Why did they just not recommend the CCC? Why even mention the IOM which are not research criteria.

 

[A.B.]

Why did they just not recommend the CCC? Why even mention the IOM which are not research criteria.

This will probably come as surprise to you: the Canadian criteria were explicitly created for clinical use in response to the Fukuda criteria which were created for research purposes.

As the CDC definition was primarily created to standardize research, it may not be appropriate to use for clinical diagnoses, a purpose for which it was never intended. There has been a growing demand within the medical community for a clinical case definition for ME/CFS for the benefit of the family physician and other treating clinicians.

The argument that diagnostic criteria are not good for research unless they were created for this purpose is completely invalid.

 

[Nielk]

Hi @Nielk, you wrote in the other thread that you'd prefer the ICC. I'd be interested why you chose the ICC over the CCC? I like the ICC but for research purposes (not for clinical purposes) I'd be concerned that there's no waiting period necessaryhttp://onlinelibrary.wiley.com/doi/10.1111/j.1365-2796.2011.02428.x/full)

Wouldn't it be difficult to distinguish cases of self resolving post infectious illness after e.g. EBV from ME during the first weeks/months? I'm not arguing, I'm genuinely interested in your opinion. I wouldn't feel comfortable with people who have been sick for 1-3 months ending up in studies for ME (unless the onset or early stages etc are studied) because I think that sometimes only time will tell if they have ME or recover. So in this regard I'd prefer the CCC.

Which other disease requires that one suffers for 6 months before they can get a diagnosis. I trust that the many authors of the ICC many of which have hands-on experience treating and researching ME, were able to create criteria that can distinguish those with other fatiguing conditions and those who suffer from ME. They include in their guidelines specific testing which in tandem with the multisystem symptoms can identify and distinguish those who suffer from ME.

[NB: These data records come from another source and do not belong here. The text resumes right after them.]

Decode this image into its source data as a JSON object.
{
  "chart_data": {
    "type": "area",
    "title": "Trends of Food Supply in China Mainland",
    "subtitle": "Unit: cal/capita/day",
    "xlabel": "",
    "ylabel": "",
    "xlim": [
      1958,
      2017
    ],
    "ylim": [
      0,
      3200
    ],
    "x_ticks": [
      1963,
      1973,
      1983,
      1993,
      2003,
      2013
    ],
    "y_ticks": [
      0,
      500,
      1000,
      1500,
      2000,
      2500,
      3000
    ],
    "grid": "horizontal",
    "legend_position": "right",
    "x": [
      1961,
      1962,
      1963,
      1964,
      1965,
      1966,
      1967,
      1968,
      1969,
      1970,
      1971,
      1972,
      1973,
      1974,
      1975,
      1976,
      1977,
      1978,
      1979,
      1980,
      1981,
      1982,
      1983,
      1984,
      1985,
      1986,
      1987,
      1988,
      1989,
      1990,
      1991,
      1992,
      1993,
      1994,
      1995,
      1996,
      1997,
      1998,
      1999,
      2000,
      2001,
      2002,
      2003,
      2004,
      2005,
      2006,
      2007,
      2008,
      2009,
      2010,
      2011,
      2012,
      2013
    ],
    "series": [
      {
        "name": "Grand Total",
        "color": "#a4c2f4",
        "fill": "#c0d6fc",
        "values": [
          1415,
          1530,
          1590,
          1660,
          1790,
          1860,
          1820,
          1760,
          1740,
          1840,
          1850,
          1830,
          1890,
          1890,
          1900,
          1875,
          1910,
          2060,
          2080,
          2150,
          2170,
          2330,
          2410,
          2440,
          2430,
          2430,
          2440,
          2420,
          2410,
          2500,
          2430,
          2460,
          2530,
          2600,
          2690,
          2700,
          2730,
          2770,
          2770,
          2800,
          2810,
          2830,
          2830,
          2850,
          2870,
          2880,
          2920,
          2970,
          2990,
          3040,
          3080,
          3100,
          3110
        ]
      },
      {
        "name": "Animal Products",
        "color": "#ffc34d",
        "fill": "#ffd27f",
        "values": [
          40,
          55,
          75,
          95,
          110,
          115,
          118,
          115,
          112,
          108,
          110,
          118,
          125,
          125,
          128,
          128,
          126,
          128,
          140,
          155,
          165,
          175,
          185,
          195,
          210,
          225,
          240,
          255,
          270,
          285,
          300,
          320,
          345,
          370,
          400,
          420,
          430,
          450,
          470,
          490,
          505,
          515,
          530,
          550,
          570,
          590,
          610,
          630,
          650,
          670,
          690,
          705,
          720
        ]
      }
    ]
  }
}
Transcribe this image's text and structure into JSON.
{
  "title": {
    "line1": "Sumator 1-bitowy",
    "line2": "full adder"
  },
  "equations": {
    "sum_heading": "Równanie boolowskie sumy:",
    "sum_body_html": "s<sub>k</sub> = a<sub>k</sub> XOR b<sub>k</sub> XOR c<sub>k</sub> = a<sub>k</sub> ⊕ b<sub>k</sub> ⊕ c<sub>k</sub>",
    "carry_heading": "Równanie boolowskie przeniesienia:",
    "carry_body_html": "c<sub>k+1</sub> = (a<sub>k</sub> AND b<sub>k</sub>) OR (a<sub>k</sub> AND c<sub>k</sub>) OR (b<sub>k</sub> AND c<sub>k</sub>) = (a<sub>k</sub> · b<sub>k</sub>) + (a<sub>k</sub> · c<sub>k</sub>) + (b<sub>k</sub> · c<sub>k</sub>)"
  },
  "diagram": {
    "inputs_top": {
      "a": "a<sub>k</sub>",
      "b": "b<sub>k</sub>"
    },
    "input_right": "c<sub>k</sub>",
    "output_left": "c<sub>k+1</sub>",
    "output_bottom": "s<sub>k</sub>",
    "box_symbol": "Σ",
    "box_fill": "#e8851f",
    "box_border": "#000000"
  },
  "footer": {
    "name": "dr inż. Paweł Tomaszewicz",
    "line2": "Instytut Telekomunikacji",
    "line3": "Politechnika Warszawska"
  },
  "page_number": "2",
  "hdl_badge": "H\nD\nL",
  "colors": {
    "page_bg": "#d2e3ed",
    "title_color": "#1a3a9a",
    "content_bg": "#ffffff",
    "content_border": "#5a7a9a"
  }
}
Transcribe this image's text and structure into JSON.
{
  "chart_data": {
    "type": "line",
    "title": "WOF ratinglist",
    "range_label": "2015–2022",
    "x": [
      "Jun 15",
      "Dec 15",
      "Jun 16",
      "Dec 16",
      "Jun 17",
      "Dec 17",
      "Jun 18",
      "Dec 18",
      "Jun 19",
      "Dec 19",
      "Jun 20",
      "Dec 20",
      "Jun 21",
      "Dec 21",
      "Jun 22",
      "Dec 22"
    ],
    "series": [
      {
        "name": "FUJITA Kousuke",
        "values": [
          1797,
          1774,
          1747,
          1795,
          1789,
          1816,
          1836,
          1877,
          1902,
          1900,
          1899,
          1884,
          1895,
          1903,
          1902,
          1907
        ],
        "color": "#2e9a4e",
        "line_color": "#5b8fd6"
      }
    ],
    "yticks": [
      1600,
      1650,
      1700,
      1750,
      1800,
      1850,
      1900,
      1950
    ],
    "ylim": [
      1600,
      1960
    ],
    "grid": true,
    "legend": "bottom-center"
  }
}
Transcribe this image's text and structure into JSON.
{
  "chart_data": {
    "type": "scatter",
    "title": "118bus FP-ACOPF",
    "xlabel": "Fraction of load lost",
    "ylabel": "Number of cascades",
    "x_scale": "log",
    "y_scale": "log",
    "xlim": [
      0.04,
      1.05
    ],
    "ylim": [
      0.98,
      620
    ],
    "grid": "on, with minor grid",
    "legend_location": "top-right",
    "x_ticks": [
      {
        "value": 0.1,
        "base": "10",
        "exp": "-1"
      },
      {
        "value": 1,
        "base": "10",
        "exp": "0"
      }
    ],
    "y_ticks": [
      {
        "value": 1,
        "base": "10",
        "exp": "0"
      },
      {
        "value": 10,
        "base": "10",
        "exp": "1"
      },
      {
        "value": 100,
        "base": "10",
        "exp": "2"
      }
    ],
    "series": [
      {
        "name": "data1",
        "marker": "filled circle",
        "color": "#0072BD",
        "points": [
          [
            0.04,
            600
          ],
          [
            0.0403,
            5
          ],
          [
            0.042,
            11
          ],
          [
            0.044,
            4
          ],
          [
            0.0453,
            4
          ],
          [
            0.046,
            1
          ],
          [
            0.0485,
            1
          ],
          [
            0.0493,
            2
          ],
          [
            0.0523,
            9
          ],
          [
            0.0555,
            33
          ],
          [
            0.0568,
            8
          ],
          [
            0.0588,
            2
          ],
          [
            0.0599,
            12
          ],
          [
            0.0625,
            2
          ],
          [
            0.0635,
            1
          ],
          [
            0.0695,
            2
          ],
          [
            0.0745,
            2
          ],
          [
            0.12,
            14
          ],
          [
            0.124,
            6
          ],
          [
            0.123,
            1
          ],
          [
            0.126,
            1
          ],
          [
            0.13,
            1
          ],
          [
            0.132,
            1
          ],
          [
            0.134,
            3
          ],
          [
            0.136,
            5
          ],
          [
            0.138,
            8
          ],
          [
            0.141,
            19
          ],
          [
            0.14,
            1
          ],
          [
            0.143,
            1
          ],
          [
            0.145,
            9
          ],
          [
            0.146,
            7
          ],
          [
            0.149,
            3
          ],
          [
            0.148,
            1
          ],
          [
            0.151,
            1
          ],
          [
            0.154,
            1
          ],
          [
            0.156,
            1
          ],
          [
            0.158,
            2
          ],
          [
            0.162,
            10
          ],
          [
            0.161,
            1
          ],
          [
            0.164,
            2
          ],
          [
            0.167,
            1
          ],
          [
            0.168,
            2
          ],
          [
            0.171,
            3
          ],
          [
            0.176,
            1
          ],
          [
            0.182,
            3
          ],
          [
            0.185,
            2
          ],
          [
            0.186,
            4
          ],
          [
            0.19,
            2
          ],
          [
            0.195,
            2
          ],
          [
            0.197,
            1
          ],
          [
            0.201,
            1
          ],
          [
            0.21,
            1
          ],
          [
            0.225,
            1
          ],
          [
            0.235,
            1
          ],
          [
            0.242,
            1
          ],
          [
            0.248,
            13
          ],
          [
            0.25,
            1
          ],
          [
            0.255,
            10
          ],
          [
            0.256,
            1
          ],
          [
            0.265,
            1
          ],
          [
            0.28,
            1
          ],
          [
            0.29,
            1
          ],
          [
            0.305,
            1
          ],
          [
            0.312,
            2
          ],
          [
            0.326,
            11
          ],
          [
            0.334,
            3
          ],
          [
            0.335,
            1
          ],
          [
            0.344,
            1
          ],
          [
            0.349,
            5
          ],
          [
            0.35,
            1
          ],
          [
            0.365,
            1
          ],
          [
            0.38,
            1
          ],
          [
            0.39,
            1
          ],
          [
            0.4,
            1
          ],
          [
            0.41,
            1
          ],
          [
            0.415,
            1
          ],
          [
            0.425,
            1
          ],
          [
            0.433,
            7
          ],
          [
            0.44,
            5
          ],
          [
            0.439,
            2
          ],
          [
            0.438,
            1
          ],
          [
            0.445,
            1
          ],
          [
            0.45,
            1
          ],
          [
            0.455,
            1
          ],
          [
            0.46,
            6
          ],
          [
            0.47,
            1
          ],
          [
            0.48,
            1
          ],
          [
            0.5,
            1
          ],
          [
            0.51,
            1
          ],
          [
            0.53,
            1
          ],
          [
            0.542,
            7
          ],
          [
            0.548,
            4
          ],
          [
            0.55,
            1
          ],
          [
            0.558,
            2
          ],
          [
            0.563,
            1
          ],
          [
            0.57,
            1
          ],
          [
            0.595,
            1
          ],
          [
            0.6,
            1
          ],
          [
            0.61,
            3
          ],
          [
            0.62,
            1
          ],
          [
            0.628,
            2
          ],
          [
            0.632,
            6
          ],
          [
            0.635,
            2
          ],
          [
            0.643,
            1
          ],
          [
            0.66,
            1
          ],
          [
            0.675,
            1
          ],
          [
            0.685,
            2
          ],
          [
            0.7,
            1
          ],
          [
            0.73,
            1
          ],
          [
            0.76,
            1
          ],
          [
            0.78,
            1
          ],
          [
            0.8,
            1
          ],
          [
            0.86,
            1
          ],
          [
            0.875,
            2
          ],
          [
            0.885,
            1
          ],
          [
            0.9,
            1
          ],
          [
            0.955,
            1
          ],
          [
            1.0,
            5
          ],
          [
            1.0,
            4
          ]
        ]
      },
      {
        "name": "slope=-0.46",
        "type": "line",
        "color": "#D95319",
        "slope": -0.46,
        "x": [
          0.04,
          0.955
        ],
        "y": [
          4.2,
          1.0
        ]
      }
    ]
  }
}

The reason that I personally prefer the ICC to the CCC are the following:

The ICC distinguishes CFS from ME. I believe that the reason we have not progressed scientifically as much as we should have in the past decades is that ME has been conflated with chronic fatigue which is due to many other conditions whether physical or psychological. Patients who suffer from those other conditions should get their proper diagnosis and should be treated for their condition or for their symptoms. No one wins when several conditions or diseases are mixed together.

I prefer the ICC to CCC because of their core symptom of PENE as opposed to PEM.

I think that there are other diseases like some cardiac ones where patients do feel post-exertional malaise. I believe that the neurological (mental) exasperation when overdoing it is unique to ME.

I also like the fact that the ICC was created for diagnostic and research purposes. It is too confusing to have different criteria for clinical and research purposes and as we have seen they are often used for the wrong venue.